With that thought at the fore, Aziraphale realised that his own attempts at strengthening his resolve had had the opposite effect, his admittedly rocky defences crumbling and breaking before him. He wrung his hands a little, then stepped around the register to the sofa tucked in behind it, taking a seat and hesitantly patting the cushion beside him in invitation.

Crowley's eyes glittered brighter than the stars, looking at Aziraphale like the angel had just brought him the moon. He eagerly scurried over to the couch, folding his long limbs inelegantly in order to slot himself in at Aziraphale's side, curling up next to him. Tentatively, he rested his head on the angel's thigh, curled fingers just barely brushing the side-seam of Aziraphale's trousers. A hesitant, grateful smile settled on his lips when Aziraphale didn't pull away, and Aziraphale gave him a wobbly smile back, hands resting very purposefully in his own lap.

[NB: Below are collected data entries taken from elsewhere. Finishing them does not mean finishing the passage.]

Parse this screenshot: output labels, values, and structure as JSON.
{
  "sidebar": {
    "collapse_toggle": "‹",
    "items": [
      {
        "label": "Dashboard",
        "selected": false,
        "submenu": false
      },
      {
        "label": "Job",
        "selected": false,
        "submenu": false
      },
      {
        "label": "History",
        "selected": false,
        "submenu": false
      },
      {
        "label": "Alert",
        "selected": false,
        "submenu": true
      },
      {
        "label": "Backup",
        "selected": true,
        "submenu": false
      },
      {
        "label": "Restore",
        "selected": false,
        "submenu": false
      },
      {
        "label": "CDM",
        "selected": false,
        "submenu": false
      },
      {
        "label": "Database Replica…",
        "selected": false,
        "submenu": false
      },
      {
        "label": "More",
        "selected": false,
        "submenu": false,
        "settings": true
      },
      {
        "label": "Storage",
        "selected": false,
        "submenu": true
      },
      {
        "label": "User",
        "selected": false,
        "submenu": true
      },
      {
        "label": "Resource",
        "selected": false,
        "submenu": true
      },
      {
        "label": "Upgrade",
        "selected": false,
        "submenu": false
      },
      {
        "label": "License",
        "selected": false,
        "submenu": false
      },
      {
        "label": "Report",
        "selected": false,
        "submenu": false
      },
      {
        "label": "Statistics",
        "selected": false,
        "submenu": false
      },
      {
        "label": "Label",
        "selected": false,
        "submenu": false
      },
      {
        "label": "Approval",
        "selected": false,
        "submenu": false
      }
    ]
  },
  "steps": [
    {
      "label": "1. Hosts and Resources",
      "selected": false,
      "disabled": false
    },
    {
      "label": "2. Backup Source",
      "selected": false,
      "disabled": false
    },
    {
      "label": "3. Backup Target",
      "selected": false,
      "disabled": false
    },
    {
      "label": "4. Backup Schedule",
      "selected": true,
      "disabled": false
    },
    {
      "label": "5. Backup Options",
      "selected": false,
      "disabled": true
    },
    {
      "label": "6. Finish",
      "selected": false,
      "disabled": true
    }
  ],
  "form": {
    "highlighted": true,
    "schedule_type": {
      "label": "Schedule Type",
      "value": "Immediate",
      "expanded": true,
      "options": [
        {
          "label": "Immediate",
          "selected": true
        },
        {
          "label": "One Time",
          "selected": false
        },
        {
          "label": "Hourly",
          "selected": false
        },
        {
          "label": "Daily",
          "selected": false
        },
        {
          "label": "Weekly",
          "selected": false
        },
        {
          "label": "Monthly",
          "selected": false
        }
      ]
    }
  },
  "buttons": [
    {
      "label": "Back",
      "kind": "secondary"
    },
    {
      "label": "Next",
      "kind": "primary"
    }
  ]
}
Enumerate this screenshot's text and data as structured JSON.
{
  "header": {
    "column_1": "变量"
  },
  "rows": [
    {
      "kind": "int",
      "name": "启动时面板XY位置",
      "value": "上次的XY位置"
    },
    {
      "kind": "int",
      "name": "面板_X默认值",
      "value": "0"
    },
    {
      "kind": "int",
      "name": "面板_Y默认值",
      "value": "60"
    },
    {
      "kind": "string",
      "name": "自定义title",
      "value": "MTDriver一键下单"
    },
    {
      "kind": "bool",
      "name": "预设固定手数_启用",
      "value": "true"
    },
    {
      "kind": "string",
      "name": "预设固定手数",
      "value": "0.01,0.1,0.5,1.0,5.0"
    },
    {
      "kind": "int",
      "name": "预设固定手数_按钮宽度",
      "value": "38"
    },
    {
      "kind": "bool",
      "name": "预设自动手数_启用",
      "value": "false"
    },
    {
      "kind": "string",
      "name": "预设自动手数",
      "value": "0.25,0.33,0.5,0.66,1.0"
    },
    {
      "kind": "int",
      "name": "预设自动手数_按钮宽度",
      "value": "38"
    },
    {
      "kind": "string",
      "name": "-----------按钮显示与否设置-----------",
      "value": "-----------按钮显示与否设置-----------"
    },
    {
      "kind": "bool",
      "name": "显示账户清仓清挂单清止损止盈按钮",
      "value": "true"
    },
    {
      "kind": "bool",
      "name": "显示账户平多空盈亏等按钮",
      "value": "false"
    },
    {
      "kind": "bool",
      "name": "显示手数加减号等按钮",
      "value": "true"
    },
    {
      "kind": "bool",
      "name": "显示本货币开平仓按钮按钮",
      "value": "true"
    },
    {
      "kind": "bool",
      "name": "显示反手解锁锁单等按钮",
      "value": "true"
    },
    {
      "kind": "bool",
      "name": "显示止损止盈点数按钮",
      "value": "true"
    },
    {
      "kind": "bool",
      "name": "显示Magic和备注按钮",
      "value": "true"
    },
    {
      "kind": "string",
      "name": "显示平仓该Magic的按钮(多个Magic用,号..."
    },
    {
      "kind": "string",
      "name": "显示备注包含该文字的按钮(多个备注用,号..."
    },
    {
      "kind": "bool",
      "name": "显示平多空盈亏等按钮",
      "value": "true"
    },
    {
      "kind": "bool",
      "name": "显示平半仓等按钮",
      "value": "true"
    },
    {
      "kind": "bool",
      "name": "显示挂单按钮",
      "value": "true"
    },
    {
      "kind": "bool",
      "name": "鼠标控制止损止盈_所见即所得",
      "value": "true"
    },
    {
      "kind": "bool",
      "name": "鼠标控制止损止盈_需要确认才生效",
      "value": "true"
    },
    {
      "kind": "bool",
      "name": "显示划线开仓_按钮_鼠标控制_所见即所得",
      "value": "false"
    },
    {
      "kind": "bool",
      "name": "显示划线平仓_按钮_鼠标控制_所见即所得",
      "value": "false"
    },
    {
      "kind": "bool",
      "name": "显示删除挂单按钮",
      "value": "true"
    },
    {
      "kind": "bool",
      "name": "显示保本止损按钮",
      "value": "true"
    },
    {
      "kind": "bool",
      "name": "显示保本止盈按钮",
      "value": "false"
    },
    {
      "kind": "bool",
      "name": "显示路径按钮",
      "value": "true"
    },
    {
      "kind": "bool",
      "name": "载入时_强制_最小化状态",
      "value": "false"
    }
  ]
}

This was all right, wasn't it? They could look back at this afterwards and at least pretend that this was a platonic expression of affection. That this was merely a nice moment between two beings that had been friends for millennia.

Except Crowley had always snapped and snarled whenever Aziraphale told him he was nice, or tried to thank him for something he'd done, or said anything to suggest that Crowley was anything less than utterly demonic, for fear of word getting back to his superiors. He would never have submitted to curling up together on the couch like this, not even if he was too drunk to stand upright, let alone have been the one to suggest it.

"You can play with my hair, if you like?" Crowley asked hopefully.

"I think it would be best if I didn't," Aziraphale said gently, barely resisting the urge to immediately acquiesce, as if he were being compelled to obey Crowley's commands, rather than the other way around.

Crowley buried his head a little harder against Aziraphale's thigh, hiding away his face. Aziraphale tried not to lean into the sensation too much. "Right. 'Course. Sorry."

"Don't apologise, Crowley," he replied, gaze soft, even as his fingers itched to reach out. He quickly snatched up a book he'd left under the register to keep his hands otherwise occupied, opening it up to where he'd left off.

Crowley shifted a few times, then went still. The weight and heat of the demon's head against him was still palpable and unignorable, though, and Aziraphale reread the same page without processing a single word more than two dozen times before finally admitting defeat.

He peered down at Crowley over the top of his book, expecting the demon to be looking right back at him with that molten gaze of his.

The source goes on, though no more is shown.